The breadth of opposition is enormous. In a massive display of solidarity in November, some 100 environmental groups signed a letter from the Canadian Environmental Law Association calling SMRs dirty and dangerous. Susan O’Donnell, an academic at the University of New Brunswick, is one of the more vocal protesters against the use of nuclear. She maintains Canada doesn’t have a solution to the long-term problem of radioactive waste from the CANDU reactors now operating, “and now we’ll be creating new kinds of waste that we won’t know what to do with either.” 

“We should not be funding technologies until we figure out how to deal with all those environmental issues that they raise, and we’re so far from doing that.”

Moltex Energy Canada in New Brunswick is developing an SMR that will generate heat when nuclear fission takes place in tubes filled with molten salt fuel. O’Donnell says the process will create new toxic waste streams never dealt with in Canada before. 

“We have no experience with it, and if you look at the peer-reviewed literature on this, they actually don’t even know what kinds of materials can contain these liquid waste streams. It’s going to be dirty, it’s going to be messy, and it’s right beside the Bay of Fundy, which is a big red flag for environmentalists.”

She also believes SMRs “are not worth the wait. They’re too slow and costly as a climate crisis solution, and that’s what they’re being touted as…”

SMR technology is still in its infancy; while the Liberal government has given nuclear manufacturers tens of millions of dollars, so far, SMRs remain in research and development with the first reactors expected to be built sometime between 2026 and 2030.

O’Donnell dismisses SMRs as a speculative technology, and contends that it will take at least a decade to get them off the drawing board — and even longer to find out if they actually work. “We don’t have that kind of time for the climate crisis,” she recently told Canada’s National Observer.

When it comes to protesting the ongoing development of the Canadian nuclear industry, O’Donnell is far from a lone voice in the wilderness. Since the Liberal government began seriously pushing nuclear in 2019, a number of disparate groups have pushed back equally hard.
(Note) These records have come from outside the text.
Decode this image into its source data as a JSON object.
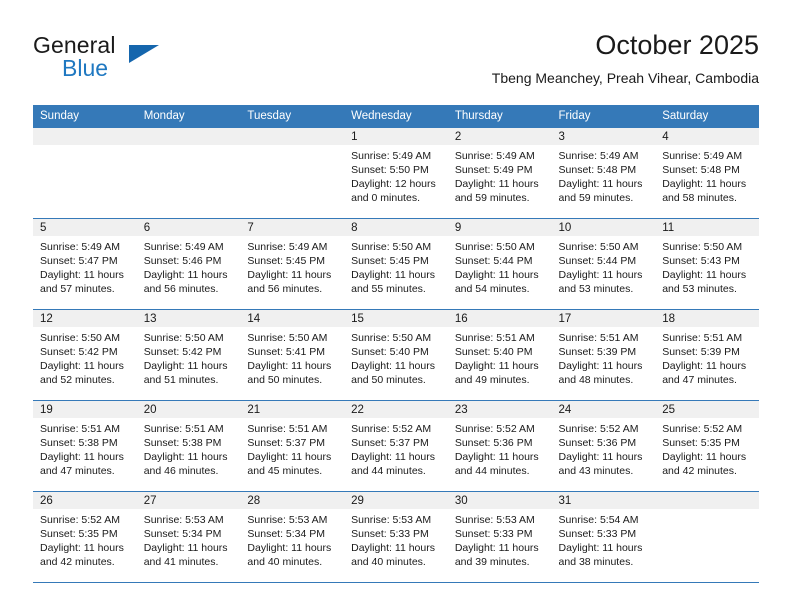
{
  "brand": {
    "line1": "General",
    "line2": "Blue",
    "triangle_icon": "brand-triangle-icon",
    "accent_color": "#1566ad",
    "blue_text_color": "#1f78c1"
  },
  "header": {
    "month_title": "October 2025",
    "location": "Tbeng Meanchey, Preah Vihear, Cambodia"
  },
  "calendar": {
    "header_bg": "#3579b8",
    "daynum_bg": "#f0f0f0",
    "weekday_headers": [
      "Sunday",
      "Monday",
      "Tuesday",
      "Wednesday",
      "Thursday",
      "Friday",
      "Saturday"
    ],
    "weeks": [
      [
        {
          "day": "",
          "empty": true
        },
        {
          "day": "",
          "empty": true
        },
        {
          "day": "",
          "empty": true
        },
        {
          "day": "1",
          "sunrise": "Sunrise: 5:49 AM",
          "sunset": "Sunset: 5:50 PM",
          "daylight": "Daylight: 12 hours and 0 minutes."
        },
        {
          "day": "2",
          "sunrise": "Sunrise: 5:49 AM",
          "sunset": "Sunset: 5:49 PM",
          "daylight": "Daylight: 11 hours and 59 minutes."
        },
        {
          "day": "3",
          "sunrise": "Sunrise: 5:49 AM",
          "sunset": "Sunset: 5:48 PM",
          "daylight": "Daylight: 11 hours and 59 minutes."
        },
        {
          "day": "4",
          "sunrise": "Sunrise: 5:49 AM",
          "sunset": "Sunset: 5:48 PM",
          "daylight": "Daylight: 11 hours and 58 minutes."
        }
      ],
      [
        {
          "day": "5",
          "sunrise": "Sunrise: 5:49 AM",
          "sunset": "Sunset: 5:47 PM",
          "daylight": "Daylight: 11 hours and 57 minutes."
        },
        {
          "day": "6",
          "sunrise": "Sunrise: 5:49 AM",
          "sunset": "Sunset: 5:46 PM",
          "daylight": "Daylight: 11 hours and 56 minutes."
        },
        {
          "day": "7",
          "sunrise": "Sunrise: 5:49 AM",
          "sunset": "Sunset: 5:45 PM",
          "daylight": "Daylight: 11 hours and 56 minutes."
        },
        {
          "day": "8",
          "sunrise": "Sunrise: 5:50 AM",
          "sunset": "Sunset: 5:45 PM",
          "daylight": "Daylight: 11 hours and 55 minutes."
        },
        {
          "day": "9",
          "sunrise": "Sunrise: 5:50 AM",
          "sunset": "Sunset: 5:44 PM",
          "daylight": "Daylight: 11 hours and 54 minutes."
        },
        {
          "day": "10",
          "sunrise": "Sunrise: 5:50 AM",
          "sunset": "Sunset: 5:44 PM",
          "daylight": "Daylight: 11 hours and 53 minutes."
        },
        {
          "day": "11",
          "sunrise": "Sunrise: 5:50 AM",
          "sunset": "Sunset: 5:43 PM",
          "daylight": "Daylight: 11 hours and 53 minutes."
        }
      ],
      [
        {
          "day": "12",
          "sunrise": "Sunrise: 5:50 AM",
          "sunset": "Sunset: 5:42 PM",
          "daylight": "Daylight: 11 hours and 52 minutes."
        },
        {
          "day": "13",
          "sunrise": "Sunrise: 5:50 AM",
          "sunset": "Sunset: 5:42 PM",
          "daylight": "Daylight: 11 hours and 51 minutes."
        },
        {
          "day": "14",
          "sunrise": "Sunrise: 5:50 AM",
          "sunset": "Sunset: 5:41 PM",
          "daylight": "Daylight: 11 hours and 50 minutes."
        },
        {
          "day": "15",
          "sunrise": "Sunrise: 5:50 AM",
          "sunset": "Sunset: 5:40 PM",
          "daylight": "Daylight: 11 hours and 50 minutes."
        },
        {
          "day": "16",
          "sunrise": "Sunrise: 5:51 AM",
          "sunset": "Sunset: 5:40 PM",
          "daylight": "Daylight: 11 hours and 49 minutes."
        },
        {
          "day": "17",
          "sunrise": "Sunrise: 5:51 AM",
          "sunset": "Sunset: 5:39 PM",
          "daylight": "Daylight: 11 hours and 48 minutes."
        },
        {
          "day": "18",
          "sunrise": "Sunrise: 5:51 AM",
          "sunset": "Sunset: 5:39 PM",
          "daylight": "Daylight: 11 hours and 47 minutes."
        }
      ],
      [
        {
          "day": "19",
          "sunrise": "Sunrise: 5:51 AM",
          "sunset": "Sunset: 5:38 PM",
          "daylight": "Daylight: 11 hours and 47 minutes."
        },
        {
          "day": "20",
          "sunrise": "Sunrise: 5:51 AM",
          "sunset": "Sunset: 5:38 PM",
          "daylight": "Daylight: 11 hours and 46 minutes."
        },
        {
          "day": "21",
          "sunrise": "Sunrise: 5:51 AM",
          "sunset": "Sunset: 5:37 PM",
          "daylight": "Daylight: 11 hours and 45 minutes."
        },
        {
          "day": "22",
          "sunrise": "Sunrise: 5:52 AM",
          "sunset": "Sunset: 5:37 PM",
          "daylight": "Daylight: 11 hours and 44 minutes."
        },
        {
          "day": "23",
          "sunrise": "Sunrise: 5:52 AM",
          "sunset": "Sunset: 5:36 PM",
          "daylight": "Daylight: 11 hours and 44 minutes."
        },
        {
          "day": "24",
          "sunrise": "Sunrise: 5:52 AM",
          "sunset": "Sunset: 5:36 PM",
          "daylight": "Daylight: 11 hours and 43 minutes."
        },
        {
          "day": "25",
          "sunrise": "Sunrise: 5:52 AM",
          "sunset": "Sunset: 5:35 PM",
          "daylight": "Daylight: 11 hours and 42 minutes."
        }
      ],
      [
        {
          "day": "26",
          "sunrise": "Sunrise: 5:52 AM",
          "sunset": "Sunset: 5:35 PM",
          "daylight": "Daylight: 11 hours and 42 minutes."
        },
        {
          "day": "27",
          "sunrise": "Sunrise: 5:53 AM",
          "sunset": "Sunset: 5:34 PM",
          "daylight": "Daylight: 11 hours and 41 minutes."
        },
        {
          "day": "28",
          "sunrise": "Sunrise: 5:53 AM",
          "sunset": "Sunset: 5:34 PM",
          "daylight": "Daylight: 11 hours and 40 minutes."
        },
        {
          "day": "29",
          "sunrise": "Sunrise: 5:53 AM",
          "sunset": "Sunset: 5:33 PM",
          "daylight": "Daylight: 11 hours and 40 minutes."
        },
        {
          "day": "30",
          "sunrise": "Sunrise: 5:53 AM",
          "sunset": "Sunset: 5:33 PM",
          "daylight": "Daylight: 11 hours and 39 minutes."
        },
        {
          "day": "31",
          "sunrise": "Sunrise: 5:54 AM",
          "sunset": "Sunset: 5:33 PM",
          "daylight": "Daylight: 11 hours and 38 minutes."
        },
        {
          "day": "",
          "empty": true
        }
      ]
    ]
  }
}
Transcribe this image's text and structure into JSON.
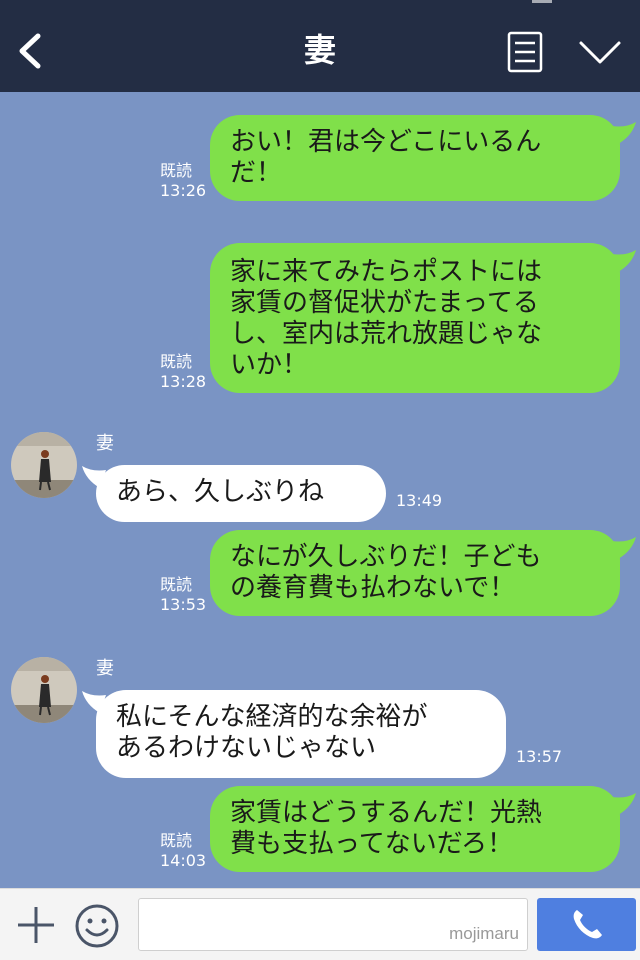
{
  "header": {
    "title": "妻"
  },
  "messages": [
    {
      "lines": [
        "おい！君は今どこにいるん",
        "だ！"
      ],
      "read": "既読",
      "time": "13:26"
    },
    {
      "lines": [
        "家に来てみたらポストには",
        "家賃の督促状がたまってる",
        "し、室内は荒れ放題じゃな",
        "いか！"
      ],
      "read": "既読",
      "time": "13:28"
    },
    {
      "sender": "妻",
      "lines": [
        "あら、久しぶりね"
      ],
      "time": "13:49"
    },
    {
      "lines": [
        "なにが久しぶりだ！子ども",
        "の養育費も払わないで！"
      ],
      "read": "既読",
      "time": "13:53"
    },
    {
      "sender": "妻",
      "lines": [
        "私にそんな経済的な余裕が",
        "あるわけないじゃない"
      ],
      "time": "13:57"
    },
    {
      "lines": [
        "家賃はどうするんだ！光熱",
        "費も支払ってないだろ！"
      ],
      "read": "既読",
      "time": "14:03"
    }
  ],
  "footer": {
    "watermark": "mojimaru"
  },
  "colors": {
    "header": "#232d44",
    "chat_background": "#7a94c4",
    "outgoing_bubble": "#80e04a",
    "incoming_bubble": "#ffffff",
    "call_button": "#4f7fe0"
  }
}
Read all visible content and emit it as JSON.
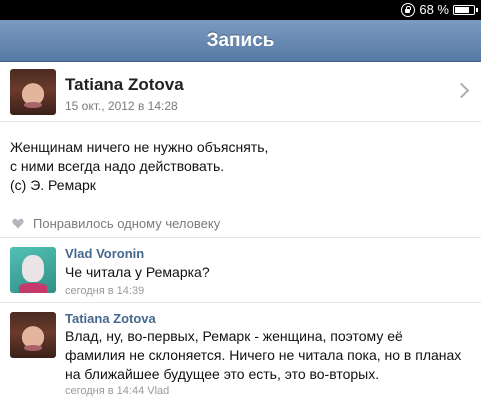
{
  "status_bar": {
    "battery": "68 %"
  },
  "nav": {
    "title": "Запись"
  },
  "post": {
    "author": "Tatiana Zotova",
    "date": "15 окт., 2012 в 14:28",
    "text_lines": [
      "Женщинам ничего не нужно объяснять,",
      "с ними всегда надо действовать.",
      "(с) Э. Ремарк"
    ],
    "likes": "Понравилось одному человеку"
  },
  "comments": [
    {
      "author": "Vlad Voronin",
      "text_lines": [
        "Че читала у Ремарка?"
      ],
      "date": "сегодня в 14:39"
    },
    {
      "author": "Tatiana Zotova",
      "text_lines": [
        "Влад, ну, во-первых, Ремарк - женщина, поэтому её",
        "фамилия не склоняется. Ничего не читала пока, но в планах",
        "на ближайшее будущее это есть, это во-вторых."
      ],
      "date": "сегодня в 14:44 Vlad"
    }
  ],
  "colors": {
    "nav_bar": "#577aa5",
    "comment_author": "#45688e",
    "meta_text": "#7a7a7a"
  },
  "icons": {
    "status_lock": "orientation-lock-icon",
    "battery": "battery-icon",
    "disclosure": "chevron-right-icon",
    "like": "heart-icon"
  }
}
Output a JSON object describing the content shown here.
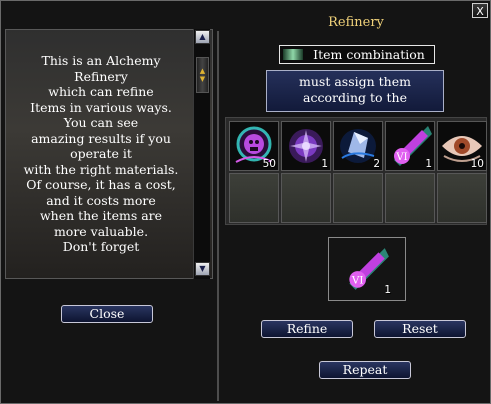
{
  "window": {
    "title": "Refinery",
    "close_glyph": "X"
  },
  "description": {
    "lines": [
      "This is an Alchemy",
      "Refinery",
      "which can refine",
      "Items in various ways.",
      "You can see",
      "amazing results if you",
      "operate it",
      "with the right materials.",
      "Of course, it has a cost,",
      "and it costs more",
      "when the items are",
      "more valuable.",
      "Don't forget"
    ],
    "close_button": "Close"
  },
  "mode": {
    "label": "Item combination"
  },
  "info": {
    "lines": [
      "must assign them",
      "according to the"
    ]
  },
  "materials": [
    {
      "icon": "skull-orb-icon",
      "quantity": "50"
    },
    {
      "icon": "purple-crystal-orb-icon",
      "quantity": "1"
    },
    {
      "icon": "blue-gem-icon",
      "quantity": "2"
    },
    {
      "icon": "violet-rune-shard-icon",
      "quantity": "1"
    },
    {
      "icon": "eye-scroll-icon",
      "quantity": "10"
    }
  ],
  "result": {
    "icon": "violet-rune-shard-icon",
    "quantity": "1"
  },
  "buttons": {
    "refine": "Refine",
    "reset": "Reset",
    "repeat": "Repeat"
  },
  "colors": {
    "title": "#f0d27a",
    "button_bg": "#1a2448",
    "panel_bg": "#141414"
  }
}
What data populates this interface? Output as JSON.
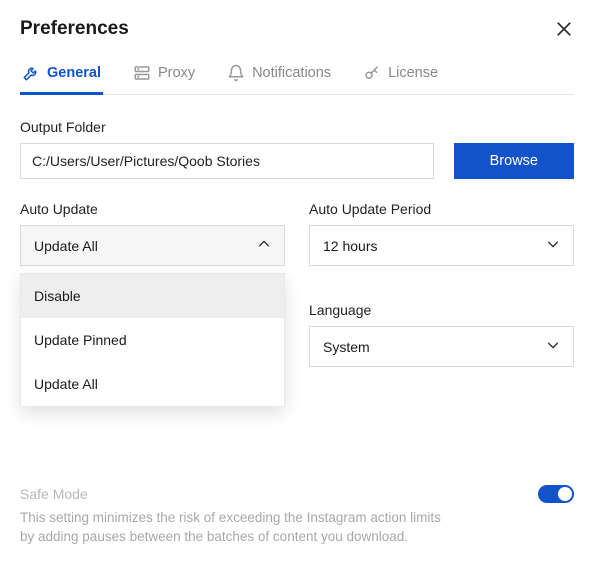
{
  "window": {
    "title": "Preferences"
  },
  "tabs": [
    {
      "label": "General",
      "active": true
    },
    {
      "label": "Proxy",
      "active": false
    },
    {
      "label": "Notifications",
      "active": false
    },
    {
      "label": "License",
      "active": false
    }
  ],
  "output": {
    "label": "Output Folder",
    "value": "C:/Users/User/Pictures/Qoob Stories",
    "browse_label": "Browse"
  },
  "auto_update": {
    "label": "Auto Update",
    "selected": "Update All",
    "options": [
      "Disable",
      "Update Pinned",
      "Update All"
    ],
    "highlighted_index": 0
  },
  "auto_update_period": {
    "label": "Auto Update Period",
    "selected": "12 hours"
  },
  "language": {
    "label": "Language",
    "selected": "System"
  },
  "safe_mode": {
    "label": "Safe Mode",
    "enabled": true,
    "description": "This setting minimizes the risk of exceeding the Instagram action limits by adding pauses between the batches of content you download."
  }
}
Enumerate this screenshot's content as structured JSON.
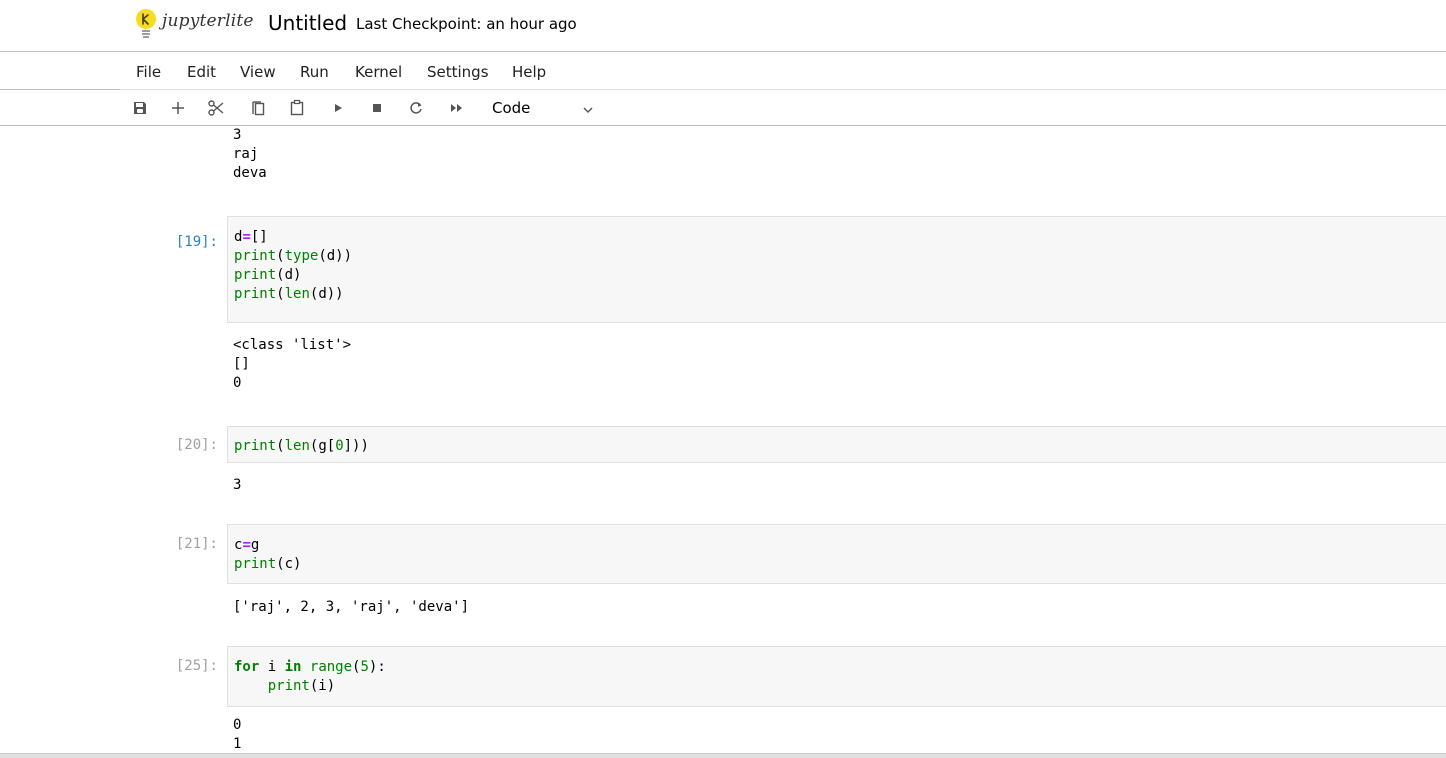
{
  "header": {
    "logo_text": "jupyterlite",
    "notebook_title": "Untitled",
    "checkpoint": "Last Checkpoint: an hour ago"
  },
  "menu": [
    "File",
    "Edit",
    "View",
    "Run",
    "Kernel",
    "Settings",
    "Help"
  ],
  "toolbar": {
    "buttons": [
      "save-icon",
      "add-cell-icon",
      "cut-icon",
      "copy-icon",
      "paste-icon",
      "run-icon",
      "stop-icon",
      "restart-icon",
      "run-all-icon"
    ],
    "cell_type": "Code"
  },
  "cells": {
    "top_output": [
      "3",
      "raj",
      "deva"
    ],
    "c19": {
      "prompt": "[19]:",
      "output": [
        "<class 'list'>",
        "[]",
        "0"
      ]
    },
    "c20": {
      "prompt": "[20]:",
      "output": [
        "3"
      ]
    },
    "c21": {
      "prompt": "[21]:",
      "output": [
        "['raj', 2, 3, 'raj', 'deva']"
      ]
    },
    "c25": {
      "prompt": "[25]:",
      "output": [
        "0",
        "1"
      ]
    }
  },
  "colors": {
    "active_prompt": "#307fc1",
    "inactive_prompt": "#a0a0a0",
    "keyword_green": "#008000",
    "operator_purple": "#aa22ff",
    "logo_yellow": "#f7dc1e"
  }
}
In September, the Green Budget Coalition — made up of groups ranging from the David Suzuki Foundation to the Sierra Club Canada Foundation — stated uncertainties, questionable economics, and a previously unsuccessful track record in developing new nuclear technology should preclude federal support for SMRs.

The coalition points out that between 2002 and 2009, Atomic Energy of Canada Limited received $433.5 million in federal subsidies to develop the Advanced CANDU Reactor 25, but none were ever built. The coalition further cautioned “spending federal resources pursuing such an unproven technology during the climate emergency while the costs of renewables continue to fall and timelines for commercial SMRs continue to be pushed further into the future is imprudent.”

A group of roughly 120 women in leadership roles around Canada took out an open letter to the Treasury Board in the Hill Times in September. In no uncertain terms, they asked the government to stop funding for SMRs and concentrate on other forms of renewable energy.

“We urge you to say ‘no’ to the nuclear industry that is asking for billions of dollars in taxpayer funds to subsidize a dangerous, highly polluting and expensive technology that we don’t need. Instead, put more money into renewables, energy efficiency and energy conservation. This will create many thousands of jobs and quickly reduce greenhouse gas emissions.”

The law association letter noted some proposed reactors would extract plutonium from irradiated fuel, creating concerns over weapons proliferation and new forms of radioactive waste “that are especially dangerous to manage.”

More recently, in March, the Union of Concerned Scientists (UCS) in the U.S. issued a report titled ‘Advanced’ Isn’t Always Better by Edwin Lyman, the director of nuclear power safety in the UCS Climate and Energy Program. Among the concerns its author raised was that molten salt reactors — the same type of SMR that Moltex in New Brunswick is working on — create unique challenges for nuclear security because of difficulties accounting for the nuclear material accurately as the liquid fuel flows through the reactor. 

Lyman cautions some designs with on-site, continuously operating fuel-reprocessing plants could “provide additional pathways for diverting or stealing nuclear-weapon-usable materials.”

At various points, the federal NDP, the Green Party and the Bloc Québécois have all also expressed opposition to funding SMRs. Elizabeth May, the former Green Party leader, previously said, “Renewables are far cheaper than nuclear without the toxic waste. Exploring an untried reactor is just another way of delaying climate action.”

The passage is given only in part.